Because of the data published on cross-talk between signal transduction pathways, particularly ER signalling and the PI3K/Akt/ mTOR pathway (Bachelot et al, 2012), combination with hormonal therapy needs to be also explored for endometrial carcinoma. In order to explore this hypothesis, a French multicentric randomised open-label phase I/II evaluating AZD2014 (dual mTORC1/mTORC2 inhibitor) in combination with anastrozole from the CLIP-GINECO group will open beginning in 2016 for the treatment of metastatic hormone receptor-positive endometrial adenocarcinoma.

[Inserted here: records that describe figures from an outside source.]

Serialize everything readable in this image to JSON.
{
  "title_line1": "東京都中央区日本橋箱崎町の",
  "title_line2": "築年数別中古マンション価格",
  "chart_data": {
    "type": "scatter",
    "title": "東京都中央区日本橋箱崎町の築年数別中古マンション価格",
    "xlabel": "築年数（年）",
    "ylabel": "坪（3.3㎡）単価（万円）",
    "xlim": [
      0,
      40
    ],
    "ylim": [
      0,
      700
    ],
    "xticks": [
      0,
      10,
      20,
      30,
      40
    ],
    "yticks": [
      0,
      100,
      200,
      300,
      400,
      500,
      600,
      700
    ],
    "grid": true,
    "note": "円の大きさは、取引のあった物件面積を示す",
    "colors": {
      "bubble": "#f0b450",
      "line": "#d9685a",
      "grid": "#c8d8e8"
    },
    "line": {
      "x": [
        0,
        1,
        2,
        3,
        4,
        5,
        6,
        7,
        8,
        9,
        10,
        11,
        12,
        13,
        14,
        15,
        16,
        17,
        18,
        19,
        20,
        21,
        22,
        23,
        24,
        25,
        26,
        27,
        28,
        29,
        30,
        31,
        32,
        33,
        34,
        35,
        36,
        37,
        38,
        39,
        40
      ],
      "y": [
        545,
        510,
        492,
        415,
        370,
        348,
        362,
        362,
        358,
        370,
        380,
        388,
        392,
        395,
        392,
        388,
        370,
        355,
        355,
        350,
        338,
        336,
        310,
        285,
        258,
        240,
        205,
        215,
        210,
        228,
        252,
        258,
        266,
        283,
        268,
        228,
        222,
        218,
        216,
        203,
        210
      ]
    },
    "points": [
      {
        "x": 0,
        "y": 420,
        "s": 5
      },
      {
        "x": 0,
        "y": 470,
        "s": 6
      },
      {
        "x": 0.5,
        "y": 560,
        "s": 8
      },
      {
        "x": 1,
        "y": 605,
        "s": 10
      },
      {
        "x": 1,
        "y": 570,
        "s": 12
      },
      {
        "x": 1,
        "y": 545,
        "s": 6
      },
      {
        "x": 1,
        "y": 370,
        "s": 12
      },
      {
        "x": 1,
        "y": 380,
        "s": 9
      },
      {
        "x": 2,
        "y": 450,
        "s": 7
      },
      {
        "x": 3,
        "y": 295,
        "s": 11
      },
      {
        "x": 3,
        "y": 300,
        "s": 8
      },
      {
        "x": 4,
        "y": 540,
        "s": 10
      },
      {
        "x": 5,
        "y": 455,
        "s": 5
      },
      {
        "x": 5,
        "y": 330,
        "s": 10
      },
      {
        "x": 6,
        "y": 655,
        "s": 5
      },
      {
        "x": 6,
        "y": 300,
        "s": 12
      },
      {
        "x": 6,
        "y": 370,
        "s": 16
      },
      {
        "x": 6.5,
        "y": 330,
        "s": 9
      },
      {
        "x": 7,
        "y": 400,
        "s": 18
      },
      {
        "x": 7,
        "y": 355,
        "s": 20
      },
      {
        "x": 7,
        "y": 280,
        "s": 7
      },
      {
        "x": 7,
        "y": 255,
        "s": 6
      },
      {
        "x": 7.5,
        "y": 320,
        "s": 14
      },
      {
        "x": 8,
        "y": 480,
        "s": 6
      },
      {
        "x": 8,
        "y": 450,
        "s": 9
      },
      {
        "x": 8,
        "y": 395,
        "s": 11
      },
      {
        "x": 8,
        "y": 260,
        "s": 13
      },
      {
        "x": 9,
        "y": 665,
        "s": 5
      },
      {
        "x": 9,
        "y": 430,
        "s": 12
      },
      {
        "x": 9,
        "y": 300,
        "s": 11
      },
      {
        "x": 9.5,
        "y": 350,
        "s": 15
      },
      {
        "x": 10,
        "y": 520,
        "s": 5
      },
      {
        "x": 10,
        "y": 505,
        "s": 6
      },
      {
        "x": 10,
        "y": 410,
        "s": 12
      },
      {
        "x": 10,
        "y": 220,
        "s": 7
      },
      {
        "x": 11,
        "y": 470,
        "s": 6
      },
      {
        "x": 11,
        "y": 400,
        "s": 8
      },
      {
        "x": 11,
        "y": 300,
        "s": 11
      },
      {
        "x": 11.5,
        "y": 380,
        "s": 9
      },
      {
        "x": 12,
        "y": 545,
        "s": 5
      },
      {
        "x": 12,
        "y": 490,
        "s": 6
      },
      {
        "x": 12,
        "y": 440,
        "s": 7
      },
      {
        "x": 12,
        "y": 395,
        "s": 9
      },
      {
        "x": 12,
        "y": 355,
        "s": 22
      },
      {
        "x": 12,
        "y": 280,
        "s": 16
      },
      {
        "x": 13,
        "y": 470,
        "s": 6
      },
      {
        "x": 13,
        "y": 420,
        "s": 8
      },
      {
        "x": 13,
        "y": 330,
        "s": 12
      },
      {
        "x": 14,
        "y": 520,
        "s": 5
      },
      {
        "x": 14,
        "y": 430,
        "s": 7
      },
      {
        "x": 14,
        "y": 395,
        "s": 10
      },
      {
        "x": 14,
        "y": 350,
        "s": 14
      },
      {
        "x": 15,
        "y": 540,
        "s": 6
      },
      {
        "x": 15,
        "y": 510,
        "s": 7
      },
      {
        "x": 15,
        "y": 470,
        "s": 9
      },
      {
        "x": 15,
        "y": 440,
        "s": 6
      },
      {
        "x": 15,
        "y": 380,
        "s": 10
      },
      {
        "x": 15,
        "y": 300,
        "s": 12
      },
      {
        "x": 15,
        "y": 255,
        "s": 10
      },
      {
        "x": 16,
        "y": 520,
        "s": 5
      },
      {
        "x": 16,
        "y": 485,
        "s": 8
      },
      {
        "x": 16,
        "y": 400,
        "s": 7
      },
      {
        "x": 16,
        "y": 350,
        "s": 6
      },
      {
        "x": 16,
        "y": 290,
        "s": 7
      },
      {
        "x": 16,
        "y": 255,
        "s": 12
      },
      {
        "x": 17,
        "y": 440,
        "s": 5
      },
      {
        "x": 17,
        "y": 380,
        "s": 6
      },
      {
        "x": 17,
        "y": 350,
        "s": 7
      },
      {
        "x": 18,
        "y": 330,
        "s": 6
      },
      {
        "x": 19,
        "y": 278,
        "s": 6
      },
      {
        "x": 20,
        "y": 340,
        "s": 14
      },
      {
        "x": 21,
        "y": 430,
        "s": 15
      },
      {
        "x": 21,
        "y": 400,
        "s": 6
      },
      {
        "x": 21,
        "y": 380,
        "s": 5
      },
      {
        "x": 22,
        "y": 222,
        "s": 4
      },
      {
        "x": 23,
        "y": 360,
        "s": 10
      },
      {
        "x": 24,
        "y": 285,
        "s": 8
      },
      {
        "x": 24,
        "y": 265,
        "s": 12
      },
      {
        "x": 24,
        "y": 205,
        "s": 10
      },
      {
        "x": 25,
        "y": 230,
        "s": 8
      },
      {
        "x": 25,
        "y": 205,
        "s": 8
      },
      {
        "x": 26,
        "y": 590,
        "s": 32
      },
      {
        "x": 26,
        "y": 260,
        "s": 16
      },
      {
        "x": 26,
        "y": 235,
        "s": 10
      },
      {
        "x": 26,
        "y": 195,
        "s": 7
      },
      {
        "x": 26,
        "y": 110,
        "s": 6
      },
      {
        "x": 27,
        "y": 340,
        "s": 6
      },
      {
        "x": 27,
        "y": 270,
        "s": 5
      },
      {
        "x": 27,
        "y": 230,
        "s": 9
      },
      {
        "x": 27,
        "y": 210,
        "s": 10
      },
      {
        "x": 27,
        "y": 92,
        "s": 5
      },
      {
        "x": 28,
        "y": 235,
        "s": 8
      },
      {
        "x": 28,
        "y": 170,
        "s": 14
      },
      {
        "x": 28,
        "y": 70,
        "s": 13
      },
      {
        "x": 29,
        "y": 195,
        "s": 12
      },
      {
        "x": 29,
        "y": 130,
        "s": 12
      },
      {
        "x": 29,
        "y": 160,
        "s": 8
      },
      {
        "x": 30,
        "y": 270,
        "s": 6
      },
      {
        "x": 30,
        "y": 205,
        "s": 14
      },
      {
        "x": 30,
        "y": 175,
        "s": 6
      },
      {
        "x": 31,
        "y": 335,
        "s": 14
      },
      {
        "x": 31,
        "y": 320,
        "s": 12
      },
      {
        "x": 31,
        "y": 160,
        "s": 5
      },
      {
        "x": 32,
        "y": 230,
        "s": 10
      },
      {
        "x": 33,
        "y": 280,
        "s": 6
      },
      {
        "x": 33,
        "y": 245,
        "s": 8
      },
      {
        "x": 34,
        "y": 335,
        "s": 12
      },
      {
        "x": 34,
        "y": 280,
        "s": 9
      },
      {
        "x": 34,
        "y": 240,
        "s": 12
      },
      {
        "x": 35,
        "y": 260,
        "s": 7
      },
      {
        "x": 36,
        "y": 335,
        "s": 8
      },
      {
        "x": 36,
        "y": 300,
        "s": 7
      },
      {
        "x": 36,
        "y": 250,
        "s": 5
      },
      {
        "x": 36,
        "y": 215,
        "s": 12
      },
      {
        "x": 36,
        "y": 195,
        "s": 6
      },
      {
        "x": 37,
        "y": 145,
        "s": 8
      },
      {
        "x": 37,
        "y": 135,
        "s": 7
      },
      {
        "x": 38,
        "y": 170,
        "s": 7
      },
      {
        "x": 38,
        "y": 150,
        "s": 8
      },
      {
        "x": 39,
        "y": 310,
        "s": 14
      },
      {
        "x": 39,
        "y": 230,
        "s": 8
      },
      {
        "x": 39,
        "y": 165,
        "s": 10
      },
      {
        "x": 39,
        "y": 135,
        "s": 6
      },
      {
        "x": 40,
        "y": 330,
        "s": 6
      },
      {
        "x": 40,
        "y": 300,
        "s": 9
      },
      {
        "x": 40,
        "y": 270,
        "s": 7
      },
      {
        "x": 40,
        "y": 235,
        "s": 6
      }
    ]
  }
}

Overall, results from this study demonstrate that BKM120 has an unfavourable risk–benefit ratio in women with advanced or metastatic refractory endometrial cancer. The positive signal for low-grade endometrioid tumours and results of previous clinical trials with mTOR inhibitors tend to show that inhibition of the PI3K/Akt/mTOR pathway may be a viable therapeutic target for a subset of patients with advanced endometrial cancer.